ANOTHER FOREIGN-POLICY FLOP – AT 8:55 A.M. ET: Almost under the radar, the United States has returned its ambassador to Syria. We have not had an ambassador in Damascus since 2005.
Syria did absolutely nothing to win this concession from the United States. Enemy states apparently need do nothing to get a reward under the Obama administration.
And how has Syria responded to this new opportunity to heal relations with Washington? How do you think? Superlative reporter Benny Avni reports for the New York Post:
How many times does the Obama administration have to get bitten before it stops leading with an "open hand"?
Hillary Clinton this week called on Syrian President Bashar Assad to respond to recent US overtures by distancing his country from Iran. Yesterday, Assad responded by signing a new friendship pact with a grinning Iranian President Mahmoud Ahmadinejad.
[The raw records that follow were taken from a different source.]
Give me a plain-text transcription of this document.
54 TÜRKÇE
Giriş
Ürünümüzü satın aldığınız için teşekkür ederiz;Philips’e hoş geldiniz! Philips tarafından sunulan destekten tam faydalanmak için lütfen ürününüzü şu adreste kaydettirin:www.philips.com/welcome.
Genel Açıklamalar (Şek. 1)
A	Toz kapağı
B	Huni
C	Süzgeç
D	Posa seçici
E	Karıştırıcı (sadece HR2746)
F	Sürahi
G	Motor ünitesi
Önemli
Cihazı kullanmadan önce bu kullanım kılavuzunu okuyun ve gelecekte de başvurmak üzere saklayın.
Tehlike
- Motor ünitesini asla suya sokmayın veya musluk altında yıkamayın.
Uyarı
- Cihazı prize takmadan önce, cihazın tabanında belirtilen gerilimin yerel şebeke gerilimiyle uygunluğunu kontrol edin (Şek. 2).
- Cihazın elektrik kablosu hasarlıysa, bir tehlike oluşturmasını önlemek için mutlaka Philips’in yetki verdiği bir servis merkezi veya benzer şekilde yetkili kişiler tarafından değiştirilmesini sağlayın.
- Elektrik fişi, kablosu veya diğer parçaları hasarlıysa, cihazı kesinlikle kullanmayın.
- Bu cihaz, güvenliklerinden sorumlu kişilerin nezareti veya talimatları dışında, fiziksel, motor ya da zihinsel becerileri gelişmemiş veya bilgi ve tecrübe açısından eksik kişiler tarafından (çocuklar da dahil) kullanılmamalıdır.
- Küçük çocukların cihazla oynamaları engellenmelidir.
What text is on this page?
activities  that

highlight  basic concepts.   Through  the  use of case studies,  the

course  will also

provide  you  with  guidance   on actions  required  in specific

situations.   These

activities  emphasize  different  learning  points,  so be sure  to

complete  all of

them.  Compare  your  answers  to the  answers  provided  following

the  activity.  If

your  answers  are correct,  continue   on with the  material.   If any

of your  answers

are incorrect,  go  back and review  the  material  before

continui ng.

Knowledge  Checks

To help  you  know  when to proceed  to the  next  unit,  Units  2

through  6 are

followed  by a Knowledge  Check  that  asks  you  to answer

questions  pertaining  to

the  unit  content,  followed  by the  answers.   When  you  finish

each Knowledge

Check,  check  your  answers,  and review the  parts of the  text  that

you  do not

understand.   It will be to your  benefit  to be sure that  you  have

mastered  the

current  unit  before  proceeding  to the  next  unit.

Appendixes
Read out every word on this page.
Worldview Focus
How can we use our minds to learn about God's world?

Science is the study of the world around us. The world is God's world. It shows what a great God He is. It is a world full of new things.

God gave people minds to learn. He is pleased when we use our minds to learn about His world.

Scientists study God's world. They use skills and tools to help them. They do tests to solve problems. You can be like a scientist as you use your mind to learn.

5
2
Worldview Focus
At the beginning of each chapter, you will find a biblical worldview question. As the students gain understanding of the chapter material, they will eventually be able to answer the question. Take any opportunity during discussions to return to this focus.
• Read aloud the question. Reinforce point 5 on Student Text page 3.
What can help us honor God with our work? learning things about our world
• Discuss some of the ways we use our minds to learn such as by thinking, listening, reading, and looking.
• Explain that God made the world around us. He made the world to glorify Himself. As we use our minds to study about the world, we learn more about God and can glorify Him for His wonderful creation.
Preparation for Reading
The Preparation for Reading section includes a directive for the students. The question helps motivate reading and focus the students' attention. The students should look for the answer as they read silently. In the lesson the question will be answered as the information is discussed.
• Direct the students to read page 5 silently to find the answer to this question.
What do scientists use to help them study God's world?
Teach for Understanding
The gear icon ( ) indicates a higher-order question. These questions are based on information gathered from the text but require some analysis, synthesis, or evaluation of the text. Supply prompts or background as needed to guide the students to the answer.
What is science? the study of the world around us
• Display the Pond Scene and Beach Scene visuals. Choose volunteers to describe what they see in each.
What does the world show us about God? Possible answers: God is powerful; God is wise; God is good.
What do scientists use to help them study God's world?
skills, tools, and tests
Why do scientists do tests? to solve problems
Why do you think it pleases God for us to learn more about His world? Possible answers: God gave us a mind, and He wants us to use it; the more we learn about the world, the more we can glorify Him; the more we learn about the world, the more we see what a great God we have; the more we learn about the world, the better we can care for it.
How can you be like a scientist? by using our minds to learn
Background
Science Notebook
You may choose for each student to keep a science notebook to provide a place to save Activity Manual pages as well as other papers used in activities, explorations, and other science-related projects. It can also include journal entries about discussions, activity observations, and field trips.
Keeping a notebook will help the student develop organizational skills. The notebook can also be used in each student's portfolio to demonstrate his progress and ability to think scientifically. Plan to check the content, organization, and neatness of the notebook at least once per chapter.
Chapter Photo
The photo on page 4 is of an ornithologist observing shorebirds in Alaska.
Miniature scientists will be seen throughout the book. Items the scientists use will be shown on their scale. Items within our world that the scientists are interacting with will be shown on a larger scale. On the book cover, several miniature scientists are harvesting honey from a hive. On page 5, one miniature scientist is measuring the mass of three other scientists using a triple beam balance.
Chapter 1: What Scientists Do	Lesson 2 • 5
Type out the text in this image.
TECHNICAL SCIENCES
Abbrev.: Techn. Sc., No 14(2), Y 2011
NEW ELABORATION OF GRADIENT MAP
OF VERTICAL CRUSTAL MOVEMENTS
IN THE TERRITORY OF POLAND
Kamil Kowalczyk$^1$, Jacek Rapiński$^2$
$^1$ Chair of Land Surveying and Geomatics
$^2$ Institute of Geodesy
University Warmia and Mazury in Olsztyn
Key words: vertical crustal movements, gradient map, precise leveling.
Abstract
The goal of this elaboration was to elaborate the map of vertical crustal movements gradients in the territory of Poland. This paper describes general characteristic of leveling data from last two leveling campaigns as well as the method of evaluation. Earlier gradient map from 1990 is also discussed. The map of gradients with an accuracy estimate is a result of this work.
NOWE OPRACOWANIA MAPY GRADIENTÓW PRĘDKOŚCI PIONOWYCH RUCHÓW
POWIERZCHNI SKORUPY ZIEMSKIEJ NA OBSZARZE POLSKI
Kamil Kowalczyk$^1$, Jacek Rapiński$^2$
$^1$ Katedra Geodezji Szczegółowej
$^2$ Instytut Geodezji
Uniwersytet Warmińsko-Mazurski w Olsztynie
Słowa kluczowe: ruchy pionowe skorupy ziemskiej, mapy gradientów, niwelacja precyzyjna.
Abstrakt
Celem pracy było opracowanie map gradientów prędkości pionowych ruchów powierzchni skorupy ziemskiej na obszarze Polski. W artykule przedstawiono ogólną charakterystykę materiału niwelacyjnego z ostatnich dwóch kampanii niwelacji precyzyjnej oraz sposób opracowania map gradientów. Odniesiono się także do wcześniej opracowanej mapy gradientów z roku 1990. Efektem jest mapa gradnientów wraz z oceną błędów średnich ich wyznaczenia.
More, he mocked our secretary of state: "We must have understood Clinton wrong because of bad translation or our limited understanding, so we signed the agreement."
The latest US overture was the naming of Robert Ford last week as our next ambassador to Syria, five years after we recalled our last ambassador to protest Syria's suspected involvement in the murder of former Lebanese Prime Minister Rafik Hariri.
And...
Meanwhile, Assad calmly pockets every gift we shower on him, then thumbs his nose at us. We've yet to get a single meaningful concession.
Five years after the (American-supported) peaceful Cedar Revolution drove Syrian troops out of Lebanon, that nation is back under near-complete Syrian control. Lebanon's new prime minister, Hariri's son Saad, recently had no choice but to go and pay obeisance to Assad -- kissing the ring of his father's killer.
Can you name a single foreign-policy success for this administration? I can't.
But I'm told that some Obama advisers are harder-headed -- starting with Hillary herself, whatever she has to say in public. Assad's show of solidarity with Ahmadinejad yesterday should bolster the skeptics' case. And there are more skeptics in Congress: Robert Ford's Senate confirmation could prove problematic for the administration.
A great place for the GOP to take a firm stand.
Avni suggests that Obama, for once, show some backbone, using as a hook one of Syria's latest acts of defiance, its refusal to open its nuclear program to international inspection.
He has enough reason now to announce that, until Syria opens up its nuclear facilities for inspections, no US ambassador will be returning to Damascus.
That won't happen. It might "offend" the Arab world, and we wouldn't want to do that, would we? We must show how much more sophisticated we are than BUSH (!!).
And yesterday the administration indicated that sanctions on Iran, promised for the first of the year, may not happen until April, and that assumes we can get the UN on board.
The president is great at showing toughness when dealing with Republicans. When dealing with foreign enemies, it's an entirely different story.